You may have read the paradox already. How is the second biggest cryptocurrency by market cap also one of the most unpopular within the space? Surely, the price would be much lower if Ripple or XRP was unpopular? However, this paradox can be explained. To do so, let’s examine a couple of key differences in the ethos of XRP and Bitcoin.
Bitcoin (if you ignore the charlatan Craig Wright) is attempting to subvert the current economic system. To do this, they aim to replace a fiat-based system relying on banks with a cryptocurrency-based system built upon a peer-to-peer network with no central intermediary. Ripple, the company, and its token, XRP, is the most business friendly of all the cryptocurrencies. They want to make bank transfers quicker and cheaper with an ambitious goal of improving or even replacing the current SWIFT system.
Banks, XRP, and torrents
Think of it another way, where the banking industry is replaced with the film industry. Did you ever use torrents to download a film or music? If yes, then you were downloading the file from numerous people over the internet for free, rather than from a direct source like Blockbuster. Torrenting was a peer-to-peer network that removed the need for a central intermediary. Before torrents, if I wanted to buy or rent a film, I would have to go through a central authority like Blockbuster or go to the cinema. Torrenting is similar to Bitcoin. XRP, on the other hand, is like Netflix—rather than breaking the film industry all together, they believe they can make an improved version whilst keeping the overall structure.
This is the first key issue many have with XRP. Banks, for many involved in crypto, are the enemy. To be working with them is a form of heresy. Ripple isn’t afraid of being associated with the status quo. This was epitomised with their recent conference where the keynote speaker was none other than Bill Clinton, the former President and well known crypto expert…
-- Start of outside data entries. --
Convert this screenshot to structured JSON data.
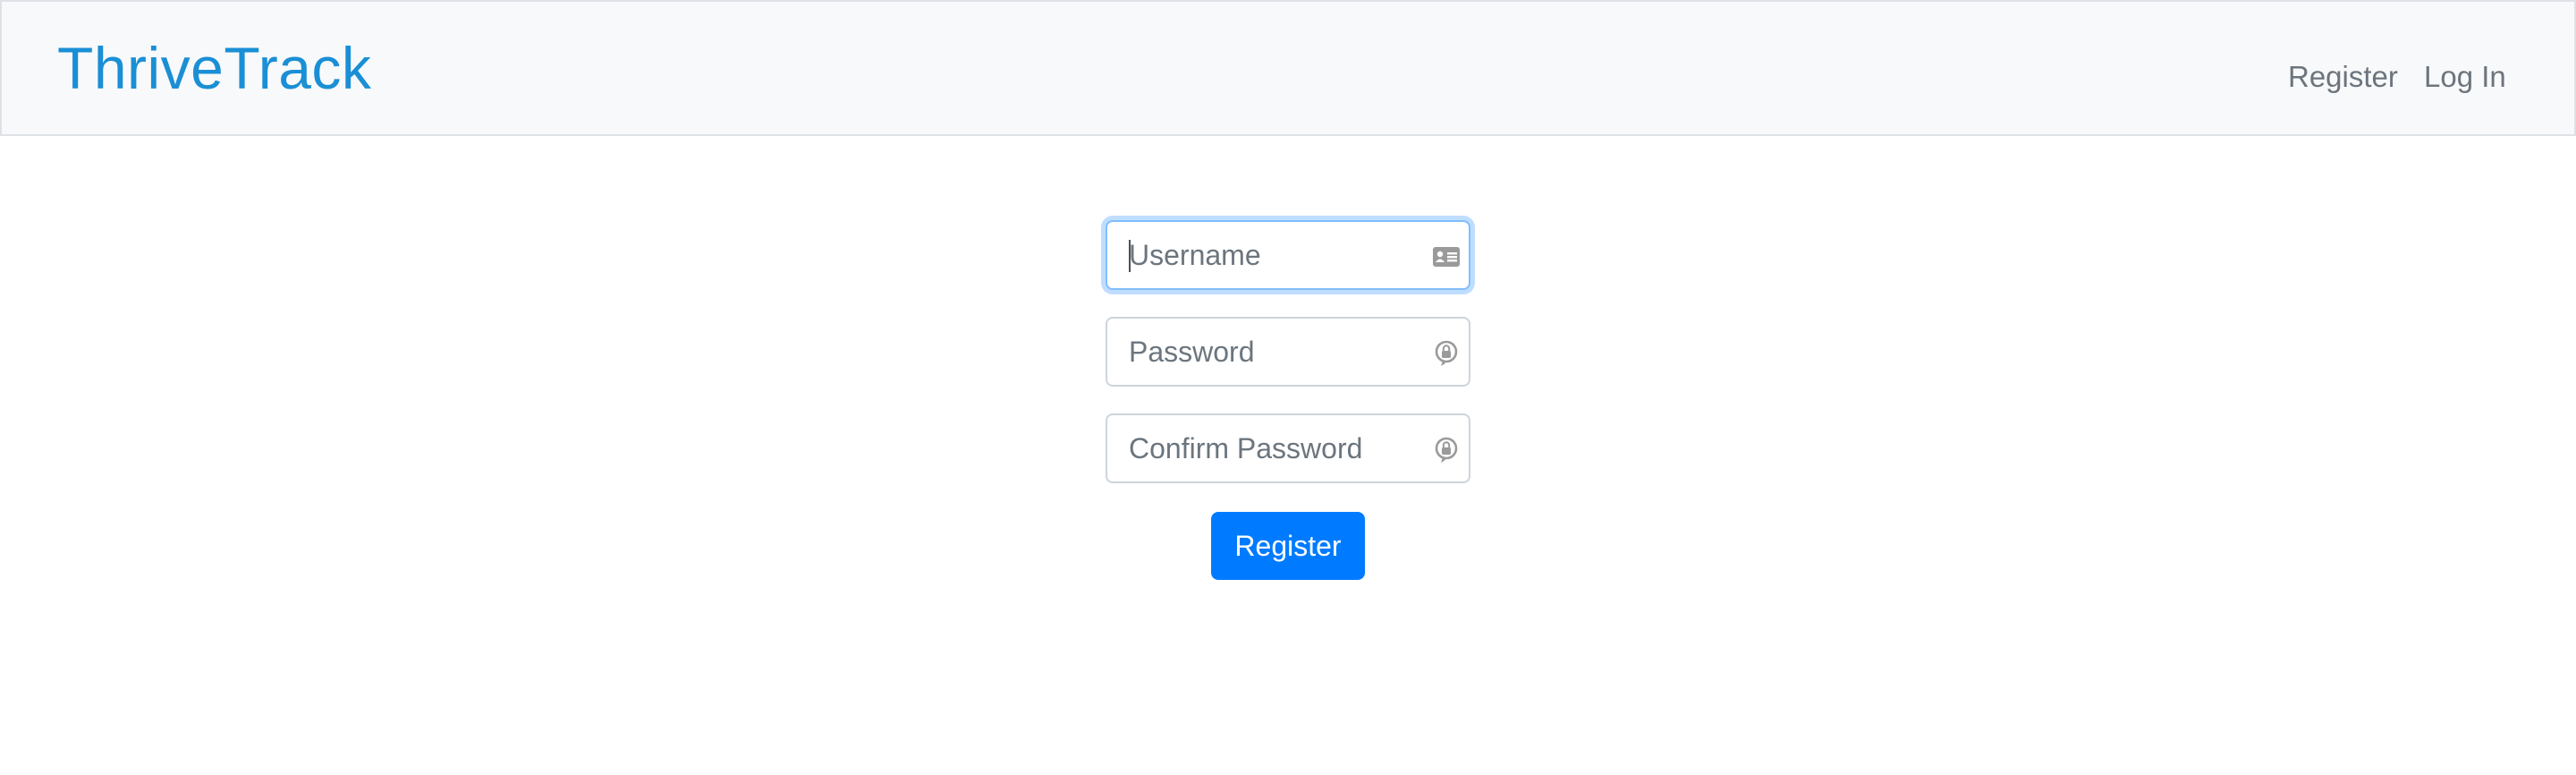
{
  "navbar": {
    "brand": "ThriveTrack",
    "links": [
      {
        "label": "Register"
      },
      {
        "label": "Log In"
      }
    ],
    "brand_color": "#1a8fd5",
    "background": "#f8f9fa"
  },
  "form": {
    "fields": [
      {
        "placeholder": "Username",
        "value": "",
        "icon": "contact-card-icon",
        "focused": true
      },
      {
        "placeholder": "Password",
        "value": "",
        "icon": "key-lock-icon"
      },
      {
        "placeholder": "Confirm Password",
        "value": "",
        "icon": "key-lock-icon"
      }
    ],
    "submit_label": "Register",
    "accent_color": "#007bff"
  }
}
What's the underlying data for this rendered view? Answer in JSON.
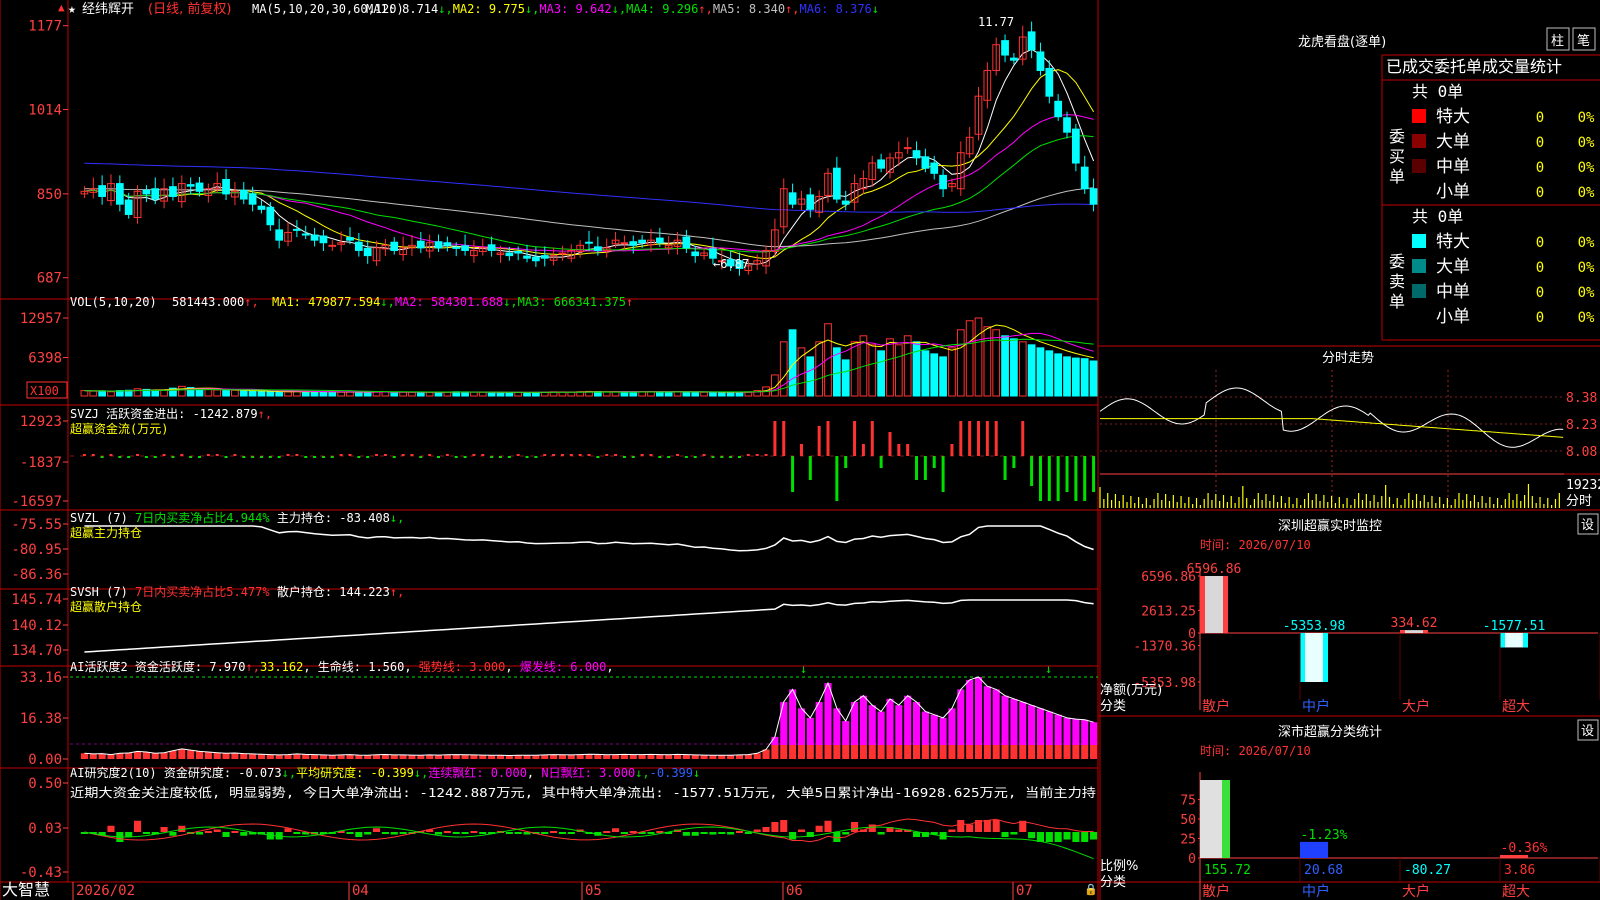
{
  "colors": {
    "bg": "#000000",
    "frame": "#c00000",
    "up": "#ff3232",
    "down": "#00ffff",
    "white": "#ffffff",
    "yellow": "#ffff00",
    "magenta": "#ff00ff",
    "green": "#00e000",
    "blue": "#3030ff",
    "grey": "#c0c0c0",
    "label": "#ff4040"
  },
  "price_panel": {
    "star": "★",
    "name": "经纬辉开",
    "period": "(日线, 前复权)",
    "ma_title": "MA(5,10,20,30,60,120)",
    "ma_values": [
      {
        "label": "MA1: 8.714",
        "arrow": "↓",
        "color": "#ffffff"
      },
      {
        "label": "MA2: 9.775",
        "arrow": "↓",
        "color": "#ffff00"
      },
      {
        "label": "MA3: 9.642",
        "arrow": "↓",
        "color": "#ff00ff"
      },
      {
        "label": "MA4: 9.296",
        "arrow": "↑",
        "color": "#00e000"
      },
      {
        "label": "MA5: 8.340",
        "arrow": "↑",
        "color": "#c0c0c0"
      },
      {
        "label": "MA6: 8.376",
        "arrow": "↓",
        "color": "#3030ff"
      }
    ],
    "y_ticks": [
      "1177",
      "1014",
      "850",
      "687"
    ],
    "high_note": "11.77",
    "low_note": "6.87"
  },
  "vol_panel": {
    "title": "VOL(5,10,20)",
    "value": "581443.000",
    "ma_values": [
      {
        "label": "MA1: 479877.594",
        "arrow": "↓",
        "color": "#ffff00"
      },
      {
        "label": "MA2: 584301.688",
        "arrow": "↓",
        "color": "#ff00ff"
      },
      {
        "label": "MA3: 666341.375",
        "arrow": "↑",
        "color": "#00e000"
      }
    ],
    "y_ticks": [
      "12957",
      "6398"
    ],
    "unit": "X100"
  },
  "svzj_panel": {
    "title": "SVZJ  活跃资金进出: -1242.879",
    "arrow": "↑,",
    "subtitle": "超赢资金流(万元)",
    "y_ticks": [
      "12923",
      "-1837",
      "-16597"
    ]
  },
  "svzl_panel": {
    "title": "SVZL (7)",
    "ratio": "7日内买卖净占比4.944%",
    "holding": "主力持仓: -83.408",
    "arrow": "↓,",
    "subtitle": "超赢主力持仓",
    "y_ticks": [
      "-75.55",
      "-80.95",
      "-86.36"
    ]
  },
  "svsh_panel": {
    "title": "SVSH (7)",
    "ratio": "7日内买卖净占比5.477%",
    "holding": "散户持仓: 144.223",
    "arrow": "↑,",
    "subtitle": "超赢散户持仓",
    "y_ticks": [
      "145.74",
      "140.12",
      "134.70"
    ]
  },
  "ai1_panel": {
    "title": "AI活跃度2",
    "v1": "资金活跃度: 7.970",
    "a1": "↑,",
    "v2": "33.162",
    "v3": "生命线: 1.560",
    "v4": "强势线: 3.000",
    "v5": "爆发线: 6.000",
    "y_ticks": [
      "33.16",
      "16.38",
      "0.00"
    ]
  },
  "ai2_panel": {
    "title": "AI研究度2(10)",
    "v1": "资金研究度: -0.073",
    "a1": "↓,",
    "v2": "平均研究度: -0.399",
    "a2": "↓,",
    "v3": "连续飘红: 0.000",
    "v4": "N日飘红: 3.000",
    "a4": "↓,",
    "v5": "-0.399",
    "a5": "↓",
    "note": "近期大资金关注度较低, 明显弱势, 今日大单净流出: -1242.887万元, 其中特大单净流出: -1577.51万元, 大单5日累计净出-16928.625万元, 当前主力持",
    "y_ticks": [
      "0.50",
      "0.03",
      "-0.43"
    ]
  },
  "x_axis": {
    "brand": "大智慧",
    "labels": [
      "2026/02",
      "04",
      "05",
      "06",
      "07"
    ]
  },
  "right_panel": {
    "longhu_title": "龙虎看盘(逐单)",
    "btn_zhu": "柱",
    "btn_bi": "笔",
    "stats_title": "已成交委托单成交量统计",
    "buy_side": "委买单",
    "sell_side": "委卖单",
    "buy_total": "共 0单",
    "sell_total": "共 0单",
    "buy_rows": [
      {
        "name": "特大",
        "count": "0",
        "pct": "0%",
        "color": "#ff0000"
      },
      {
        "name": "大单",
        "count": "0",
        "pct": "0%",
        "color": "#8b0000"
      },
      {
        "name": "中单",
        "count": "0",
        "pct": "0%",
        "color": "#5a0000"
      },
      {
        "name": "小单",
        "count": "0",
        "pct": "0%",
        "color": ""
      }
    ],
    "sell_rows": [
      {
        "name": "特大",
        "count": "0",
        "pct": "0%",
        "color": "#00ffff"
      },
      {
        "name": "大单",
        "count": "0",
        "pct": "0%",
        "color": "#008b8b"
      },
      {
        "name": "中单",
        "count": "0",
        "pct": "0%",
        "color": "#006a6a"
      },
      {
        "name": "小单",
        "count": "0",
        "pct": "0%",
        "color": ""
      }
    ],
    "intraday_title": "分时走势",
    "intraday_ticks": [
      "8.38",
      "8.23",
      "8.08"
    ],
    "intraday_vol": "19232",
    "intraday_vol_unit": "分时",
    "monitor_title": "深圳超赢实时监控",
    "monitor_time": "时间: 2026/07/10",
    "monitor_btn": "设",
    "monitor_ticks": [
      "6596.86",
      "2613.25",
      "0",
      "-1370.36",
      "-5353.98"
    ],
    "monitor_values": [
      {
        "label": "6596.86",
        "value": 6596.86,
        "color": "#ff4040"
      },
      {
        "label": "-5353.98",
        "value": -5353.98,
        "color": "#00ffff"
      },
      {
        "label": "334.62",
        "value": 334.62,
        "color": "#ff4040"
      },
      {
        "label": "-1577.51",
        "value": -1577.51,
        "color": "#00ffff"
      }
    ],
    "monitor_unit": "净额(万元)",
    "monitor_cat_label": "分类",
    "categories": [
      "散户",
      "中户",
      "大户",
      "超大"
    ],
    "class_title": "深市超赢分类统计",
    "class_time": "时间: 2026/07/10",
    "class_btn": "设",
    "class_ticks": [
      "75",
      "50",
      "25",
      "0"
    ],
    "class_values": [
      {
        "top": "",
        "bottom": "155.72",
        "value": 100,
        "color": "#e0e0e0"
      },
      {
        "top": "-1.23%",
        "bottom": "20.68",
        "value": 20.68,
        "color": "#2040ff"
      },
      {
        "top": "",
        "bottom": "-80.27",
        "value": 0,
        "color": "#00ffff"
      },
      {
        "top": "-0.36%",
        "bottom": "3.86",
        "value": 3.86,
        "color": "#ff4040"
      }
    ],
    "class_unit": "比例%",
    "class_cat_label": "分类"
  },
  "chart_data": {
    "type": "candlestick",
    "title": "经纬辉开 (日线, 前复权)",
    "price_range": [
      6.87,
      11.77
    ],
    "closes": [
      8.55,
      8.6,
      8.45,
      8.7,
      8.3,
      8.1,
      8.55,
      8.5,
      8.4,
      8.6,
      8.45,
      8.7,
      8.65,
      8.55,
      8.6,
      8.7,
      8.5,
      8.55,
      8.4,
      8.3,
      8.2,
      7.9,
      7.6,
      7.75,
      7.8,
      7.7,
      7.6,
      7.55,
      7.5,
      7.55,
      7.6,
      7.4,
      7.3,
      7.45,
      7.5,
      7.4,
      7.45,
      7.5,
      7.45,
      7.55,
      7.45,
      7.5,
      7.45,
      7.4,
      7.4,
      7.45,
      7.4,
      7.35,
      7.3,
      7.35,
      7.25,
      7.2,
      7.25,
      7.3,
      7.35,
      7.4,
      7.5,
      7.55,
      7.4,
      7.45,
      7.6,
      7.55,
      7.5,
      7.55,
      7.6,
      7.55,
      7.5,
      7.6,
      7.45,
      7.3,
      7.35,
      7.25,
      7.2,
      7.1,
      7.05,
      7.1,
      7.2,
      7.4,
      7.8,
      8.6,
      8.3,
      8.4,
      8.2,
      8.45,
      8.9,
      8.4,
      8.3,
      8.7,
      8.8,
      9.1,
      9.0,
      9.2,
      9.3,
      9.4,
      9.2,
      9.0,
      8.9,
      8.6,
      8.7,
      9.3,
      9.6,
      10.4,
      10.9,
      11.4,
      11.2,
      11.1,
      11.55,
      11.3,
      10.9,
      10.4,
      10.0,
      9.7,
      9.1,
      8.6,
      8.3
    ],
    "volume_x100": [
      900,
      800,
      850,
      700,
      900,
      950,
      1200,
      1100,
      900,
      1000,
      1300,
      1600,
      1400,
      1200,
      1100,
      1000,
      900,
      950,
      850,
      800,
      750,
      700,
      650,
      700,
      800,
      720,
      690,
      650,
      600,
      640,
      700,
      620,
      600,
      680,
      710,
      650,
      640,
      620,
      600,
      640,
      620,
      660,
      700,
      680,
      650,
      620,
      600,
      580,
      560,
      600,
      580,
      600,
      640,
      700,
      680,
      650,
      700,
      760,
      720,
      680,
      700,
      720,
      700,
      690,
      720,
      700,
      680,
      720,
      700,
      650,
      620,
      600,
      580,
      600,
      650,
      700,
      900,
      1500,
      3500,
      9000,
      11000,
      8000,
      6500,
      9000,
      12000,
      8000,
      6000,
      9000,
      10000,
      8500,
      7500,
      9500,
      8500,
      10000,
      9000,
      7500,
      7000,
      6500,
      8000,
      11000,
      12500,
      12957,
      11500,
      11000,
      10000,
      9500,
      9000,
      8500,
      8000,
      7500,
      7000,
      6500,
      6300,
      6200,
      5814
    ],
    "vol_range": [
      0,
      12957
    ]
  }
}
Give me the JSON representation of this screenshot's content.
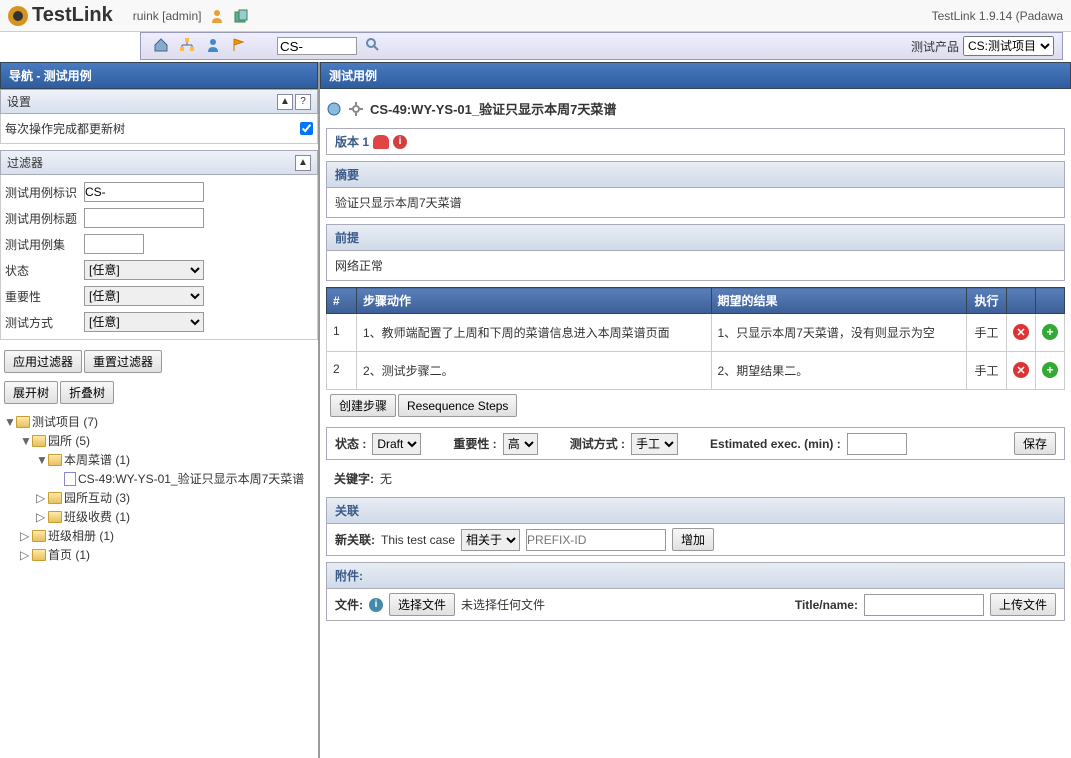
{
  "app": {
    "name": "TestLink",
    "version": "TestLink 1.9.14 (Padawa"
  },
  "user": {
    "name": "ruink [admin]"
  },
  "toolbar": {
    "search_value": "CS-",
    "product_label": "测试产品",
    "product_selected": "CS:测试项目"
  },
  "left": {
    "nav_title": "导航 - 测试用例",
    "settings_title": "设置",
    "update_tree_label": "每次操作完成都更新树",
    "filter_title": "过滤器",
    "filter_tc_id_label": "测试用例标识",
    "filter_tc_id_value": "CS-",
    "filter_title_label": "测试用例标题",
    "filter_set_label": "测试用例集",
    "filter_status_label": "状态",
    "filter_importance_label": "重要性",
    "filter_exec_label": "测试方式",
    "filter_any": "[任意]",
    "apply_filter_btn": "应用过滤器",
    "reset_filter_btn": "重置过滤器",
    "expand_btn": "展开树",
    "collapse_btn": "折叠树",
    "tree": {
      "root": "测试项目 (7)",
      "n1": "园所 (5)",
      "n1_1": "本周菜谱 (1)",
      "n1_1_1": "CS-49:WY-YS-01_验证只显示本周7天菜谱",
      "n1_2": "园所互动 (3)",
      "n1_3": "班级收费 (1)",
      "n2": "班级相册 (1)",
      "n3": "首页 (1)"
    }
  },
  "right": {
    "panel_title": "测试用例",
    "tc_title": "CS-49:WY-YS-01_验证只显示本周7天菜谱",
    "version_label": "版本 1",
    "summary_title": "摘要",
    "summary_body": "验证只显示本周7天菜谱",
    "precondition_title": "前提",
    "precondition_body": "网络正常",
    "steps": {
      "col_num": "#",
      "col_action": "步骤动作",
      "col_expected": "期望的结果",
      "col_exec": "执行",
      "rows": [
        {
          "num": "1",
          "action": "1、教师端配置了上周和下周的菜谱信息进入本周菜谱页面",
          "expected": "1、只显示本周7天菜谱，没有则显示为空",
          "exec": "手工"
        },
        {
          "num": "2",
          "action": "2、测试步骤二。",
          "expected": "2、期望结果二。",
          "exec": "手工"
        }
      ]
    },
    "create_step_btn": "创建步骤",
    "resequence_btn": "Resequence Steps",
    "status_label": "状态 :",
    "status_value": "Draft",
    "importance_label": "重要性 :",
    "importance_value": "高",
    "exec_label": "测试方式 :",
    "exec_value": "手工",
    "est_label": "Estimated exec. (min) :",
    "save_btn": "保存",
    "keyword_label": "关键字:",
    "keyword_value": "无",
    "relation_title": "关联",
    "new_relation_label": "新关联:",
    "new_relation_text": "This test case",
    "relation_type": "相关于",
    "relation_placeholder": "PREFIX-ID",
    "add_btn": "增加",
    "attachment_title": "附件:",
    "file_label": "文件:",
    "choose_file_btn": "选择文件",
    "no_file_text": "未选择任何文件",
    "title_name_label": "Title/name:",
    "upload_btn": "上传文件"
  }
}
My sarcasm could easily be construed as cruel (or even totally missed through the medium of the internet). Imagine for a second if Bitcoin or another cryptocurrency managed to entice someone as influential or famous to speak on their behalf. No doubt there would be hype of some kind. We can raise our eyebrows at such PR. Yet, there is no denying that getting Clinton to speak is a level ahead in promotional terms. Of course, those within the general cryptocurrency camps would despise having Clinton, or anyone of the political elite, near their cryptocurrency.
Partnerships have been formed, or rumoured to have been formed, with many of the well-known banks. Usually this comes in the form of a bank suggesting that they’re investigating the possibility of using the platform. Concrete partnerships are still lacking though, leading to criticism from other members in the crypto space. This doesn’t stop the #XRParmy from pushing a certain level of hype though.
Decentralisation vs. Centralisation
Another criticism levelled at Ripple and XRP is accusations of centralisation. Ripple, the parent company, hold around 60% of XRP. This has been locked in escrow for now in an attempt to reassure the public that there will be no mass sell off. However, for a supposed decentralised token, this is far from ideal. The XRP army often counter this with the same accusation of Bitcoin. The mining of Bitcoin has predominantly come from the Chinese market. However, Bitcoin has proven examples of decentralisation as clear from the User Activated Soft Fork. Those in favour of a certain level of centralisation will argue that sudden drop offs in price can be protected. Ripple has gone further by claiming that XRP is more decentralised than Bitcoin.
These are but two key differences between Bitcoin and Ripple, and this goes some way to explain why XRP is the black sheep of the cryptocurrency community. As we continue to analyse Ripple and XRP, we will no doubt see further debates, including the more recent one, what is the difference between Ripple and XRP?